Bal, bir süre sonra karargah binasından 5-6 el silah sesi duyduğunu söyledi. Albay Ümit Bak'ın Üsteğmen Mihrali Atmaca tarafından derdest edildiğini gördüğünü ifade eden Bal, bu aşamadan sonra Ümit Bak'ın derdest edilmesi sebebiyle umutlandığını vurguladı. Ümit Bak'ın darbeci olduğunu düşündüklerini kaydeden Bal, onun derdest edilmesi timin kendileri ile hareket ettiğini gösterdiğini belirtti. Mihrali Atmaca'nın kendisine seslendiğini dile getiren Bal, "Bana 'Komutanım, okul komutanı ile görüştük, sizinle aynı taraftayız, karargahın emniyetini alacağız' dedi. Ondan sonra turnike bölgesinden iki tane personel geldi. Onların desteği ile ve silahlı himayesi ile karargahta bulunan tüm personeli bulunduğumuz yere çağırdık, üzerlerini aradık. Yaklaşık 30 kişi vardı" dedi.
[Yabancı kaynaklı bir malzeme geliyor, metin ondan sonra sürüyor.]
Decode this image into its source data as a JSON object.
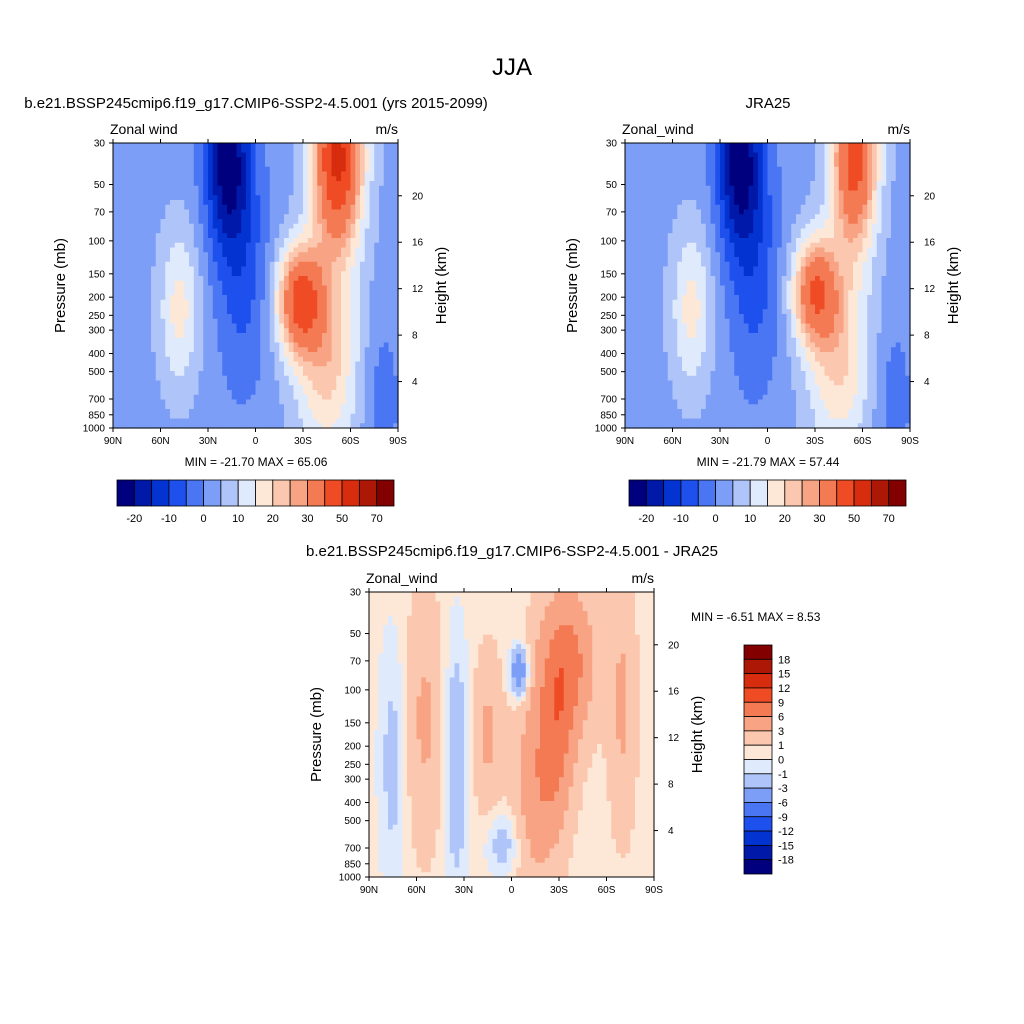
{
  "page_title": "JJA",
  "palette": {
    "blue_red_14": [
      "#00007f",
      "#0019a9",
      "#0334d1",
      "#1e50ee",
      "#4a76f3",
      "#7c9ef6",
      "#afc5f9",
      "#dfeafd",
      "#fde8d8",
      "#fbc7ae",
      "#f8a383",
      "#f47a54",
      "#ef4c25",
      "#d72c0d",
      "#ac1706",
      "#820000"
    ]
  },
  "chart_data": [
    {
      "id": "model",
      "type": "contour",
      "title": "b.e21.BSSP245cmip6.f19_g17.CMIP6-SSP2-4.5.001 (yrs 2015-2099)",
      "left_label": "Zonal wind",
      "right_label": "m/s",
      "ylabel": "Pressure (mb)",
      "y2label": "Height (km)",
      "x_ticks": [
        "90N",
        "60N",
        "30N",
        "0",
        "30S",
        "60S",
        "90S"
      ],
      "x_values": [
        90,
        60,
        30,
        0,
        -30,
        -60,
        -90
      ],
      "y_ticks": [
        "30",
        "50",
        "70",
        "100",
        "150",
        "200",
        "250",
        "300",
        "400",
        "500",
        "700",
        "850",
        "1000"
      ],
      "y_values": [
        30,
        50,
        70,
        100,
        150,
        200,
        250,
        300,
        400,
        500,
        700,
        850,
        1000
      ],
      "height_ticks": [
        "20",
        "16",
        "12",
        "8",
        "4"
      ],
      "height_values": [
        20,
        16,
        12,
        8,
        4
      ],
      "stats": "MIN = -21.70  MAX =  65.06",
      "min": -21.7,
      "max": 65.06,
      "colorbar_labels": [
        "-20",
        "-10",
        "0",
        "10",
        "20",
        "30",
        "50",
        "70"
      ],
      "colorbar_levels": [
        -25,
        -20,
        -15,
        -10,
        -5,
        0,
        5,
        10,
        15,
        20,
        25,
        30,
        40,
        50,
        60,
        70,
        80
      ]
    },
    {
      "id": "obs",
      "type": "contour",
      "title": "JRA25",
      "left_label": "Zonal_wind",
      "right_label": "m/s",
      "ylabel": "Pressure (mb)",
      "y2label": "Height (km)",
      "x_ticks": [
        "90N",
        "60N",
        "30N",
        "0",
        "30S",
        "60S",
        "90S"
      ],
      "x_values": [
        90,
        60,
        30,
        0,
        -30,
        -60,
        -90
      ],
      "y_ticks": [
        "30",
        "50",
        "70",
        "100",
        "150",
        "200",
        "250",
        "300",
        "400",
        "500",
        "700",
        "850",
        "1000"
      ],
      "y_values": [
        30,
        50,
        70,
        100,
        150,
        200,
        250,
        300,
        400,
        500,
        700,
        850,
        1000
      ],
      "height_ticks": [
        "20",
        "16",
        "12",
        "8",
        "4"
      ],
      "height_values": [
        20,
        16,
        12,
        8,
        4
      ],
      "stats": "MIN = -21.79  MAX =  57.44",
      "min": -21.79,
      "max": 57.44,
      "colorbar_labels": [
        "-20",
        "-10",
        "0",
        "10",
        "20",
        "30",
        "50",
        "70"
      ],
      "colorbar_levels": [
        -25,
        -20,
        -15,
        -10,
        -5,
        0,
        5,
        10,
        15,
        20,
        25,
        30,
        40,
        50,
        60,
        70,
        80
      ]
    },
    {
      "id": "diff",
      "type": "contour",
      "title": "b.e21.BSSP245cmip6.f19_g17.CMIP6-SSP2-4.5.001 - JRA25",
      "left_label": "Zonal_wind",
      "right_label": "m/s",
      "ylabel": "Pressure (mb)",
      "y2label": "Height (km)",
      "x_ticks": [
        "90N",
        "60N",
        "30N",
        "0",
        "30S",
        "60S",
        "90S"
      ],
      "x_values": [
        90,
        60,
        30,
        0,
        -30,
        -60,
        -90
      ],
      "y_ticks": [
        "30",
        "50",
        "70",
        "100",
        "150",
        "200",
        "250",
        "300",
        "400",
        "500",
        "700",
        "850",
        "1000"
      ],
      "y_values": [
        30,
        50,
        70,
        100,
        150,
        200,
        250,
        300,
        400,
        500,
        700,
        850,
        1000
      ],
      "height_ticks": [
        "20",
        "16",
        "12",
        "8",
        "4"
      ],
      "height_values": [
        20,
        16,
        12,
        8,
        4
      ],
      "stats": "MIN =  -6.51  MAX =   8.53",
      "min": -6.51,
      "max": 8.53,
      "colorbar_labels": [
        "18",
        "15",
        "12",
        "9",
        "6",
        "3",
        "1",
        "0",
        "-1",
        "-3",
        "-6",
        "-9",
        "-12",
        "-15",
        "-18"
      ],
      "colorbar_levels": [
        -21,
        -18,
        -15,
        -12,
        -9,
        -6,
        -3,
        -1,
        0,
        1,
        3,
        6,
        9,
        12,
        15,
        18,
        21
      ]
    }
  ]
}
Bal, Mihrali Atmaca ve timi ile birlikte karargahta güvenliği sağladıklarını, derdest edilenleri bir odaya taşıdıklarını söyledi. Mahkeme Başkanı İsmail Ademoğlu, tanık Bal'a Mihrali Atmaca ve timinin karargah binasının kontrolünde etkisi olup olmadığını sordu. Bal, "Üsteğmen Mihrali Atmaca ve timi olmasaydı karargah binasının kontrolünü alamazdık" dedi.
Bal, ayrıca Zekai Aksakallı’nın, darbeci askerleri teslim aldıktan sonra Ümit Bak’ın yüzünü açtırarak, "Akşam bana söylediklerin tekrar söyle" deyip ayağıyla iteklediğini söyledi.
Ankara 14. Ağır Ceza Mahkemesinde tanık olarak dinlenen Binbaşı Volkan Vural Bal, duruşmanın öğleden sonraki kısmında müşteki ve sanık avukatları ile sanıkların sorularını yanıtladı.
"Olaylar olurken, Özel Kuvvetler Komutanı Zekai Aksakallı'nın emir astsubayı Makbul başçavuşa niçin zamanında haber verilmedi? Birliği koruması gereken ART timi niçin çağırılmadı?" sorusu üzerine Bal, "Albay Ümit Bak'ın, birlik komutanımız Zekai Aksakallı'nın emirlerine uymadığını net bir şekilde tespit ettiğim anda nöbetçi amirliğe giderek oradan Aksakallı'nın emir astsubayını arayıp bilgilendirdim. ART timini, Zekai Aksakallı'nın emri üzerine spor okuluna göndermiştik. Orada taarruz helikopterinin saldırısına uğradığını duyduk. Gönderen kişi ben olmadığım için geri çağırmayı da düşünmedim." dedi.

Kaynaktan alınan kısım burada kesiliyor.